I gave her a puzzled glance. “I’ll explain,” Chade assured me. More of his plans unfurling. I held in a sigh and smiled weakly at Nettle as she left. When Chade rose to seek out his healing herbs and unguents, I unfolded myself gingerly. My back was stiff and sore and the elegant shirt was pasted to me with sweat. I used what water was left in the pot to cleanse my hands. Then I tottered over to claim a seat at the table.
“I’m surprised Nettle knew the way here.”
“Dutiful’s choice. Not mine,” Chade replied brusquely. He spoke from across the room. “He’s never liked my secrets. Never fully understood how necessary they are.”
He came back from a cupboard holding a blue pot with a wooden stopper in it, and several rags. When he opened it, the pungency of the unguent stung my nose and somewhat cleared my head. I rose and before he could touch the Fool, I took the rags and medicine from him. “I’ll do it,” I told him.
“As you wish.”
It troubled me that the Fool was still unaware of us. I set my hand to his shoulder and quested slightly toward him.
“Ah-ah!” Chade warned me. “None of that. Let him rest.”
“You’ve grown very sensitive to Skill-use,” I commented as I scooped some of the unguent onto the rag and pushed it into one of the smaller wounds on the Fool’s back.
“Or you’ve grown more careless in how you use it. Think on that, boy. And report to me while you repair what you’ve done.”
“There’s little to tell that I didn’t Skill to you from the festivities. I think you have a quiet but effective pirate trade on the river that is avoiding all tariffs and taxes. And a sea captain ambitious enough to try to extend it to trade with Bingtown.”
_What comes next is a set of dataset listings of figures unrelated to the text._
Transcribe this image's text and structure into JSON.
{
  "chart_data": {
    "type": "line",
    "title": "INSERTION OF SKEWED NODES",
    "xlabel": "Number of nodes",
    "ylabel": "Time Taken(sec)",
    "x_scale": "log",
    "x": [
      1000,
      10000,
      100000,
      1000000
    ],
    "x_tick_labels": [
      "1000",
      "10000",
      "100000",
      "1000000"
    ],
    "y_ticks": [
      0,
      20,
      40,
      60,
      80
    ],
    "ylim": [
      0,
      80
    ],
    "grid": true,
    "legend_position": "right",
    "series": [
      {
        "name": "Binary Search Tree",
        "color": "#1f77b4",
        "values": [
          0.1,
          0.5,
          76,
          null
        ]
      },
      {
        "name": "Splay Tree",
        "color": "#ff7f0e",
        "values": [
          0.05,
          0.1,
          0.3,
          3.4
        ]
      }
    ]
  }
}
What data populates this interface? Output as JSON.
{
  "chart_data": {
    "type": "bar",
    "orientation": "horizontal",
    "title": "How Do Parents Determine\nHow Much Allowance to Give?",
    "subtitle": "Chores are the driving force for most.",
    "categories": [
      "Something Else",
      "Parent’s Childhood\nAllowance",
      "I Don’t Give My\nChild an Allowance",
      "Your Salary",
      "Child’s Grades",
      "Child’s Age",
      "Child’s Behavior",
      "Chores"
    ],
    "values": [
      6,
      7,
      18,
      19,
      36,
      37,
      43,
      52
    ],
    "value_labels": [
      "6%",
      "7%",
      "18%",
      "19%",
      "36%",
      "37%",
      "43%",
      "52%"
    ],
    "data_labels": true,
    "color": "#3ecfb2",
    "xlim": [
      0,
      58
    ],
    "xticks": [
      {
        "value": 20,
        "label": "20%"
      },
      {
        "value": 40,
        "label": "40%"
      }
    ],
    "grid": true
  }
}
“And you know full well that is not what I need reported! Don’t quibble with me, Fitz. After you asked me about a healer, I tried to reach you again. I could not, but I could sense how intensely involved you were elsewhere. I thought I was not strong enough, so I asked Nettle to try to reach you. And when neither of us could break in on you, we both came here. What were you doing?”
“Just”—I cleared my tight throat—“trying to help him heal. One of the boils on his back opened by itself. And when I tried to clean it for him, I became aware that . . . that he’s dying, Chade. Slowly dying. There is too much wrong with him. I do not think he can gain strength fast enough for us to heal him. Good food and rest and medicine will, I believe, only delay what is inevitable. He’s too far gone for me to save him.”
“Well.” Chade seemed taken aback by my bluntness. He sank down into my chair and drew a great breath. “I thought we had all seen that, down at the infirmary, Fitz. It was one reason why I thought you’d want a quieter place for him. A place of peace and privacy.” His voice trailed away.
His words made what I faced more real. “Thank you for that,” I said hoarsely.
“It’s little enough, and sad to say I doubt there is more I could do for either of you. I hope you know that if I could do more, I would.” He sat up straight, and the rising flames of the fire caught his features in profile. I suddenly saw the effort the old man was putting into even that small gesture. He would sit upright, and he would come up all those steps in the creaking hours before dawn for my sake, and he would try to make it all look effortless. But it wasn’t. And it was getting harder and harder for him to maintain that façade. Cold spread through me as I faced the truth of that. He was not as near death as the Fool was, but he was drifting slowly away from me on the relentless ebb of aging.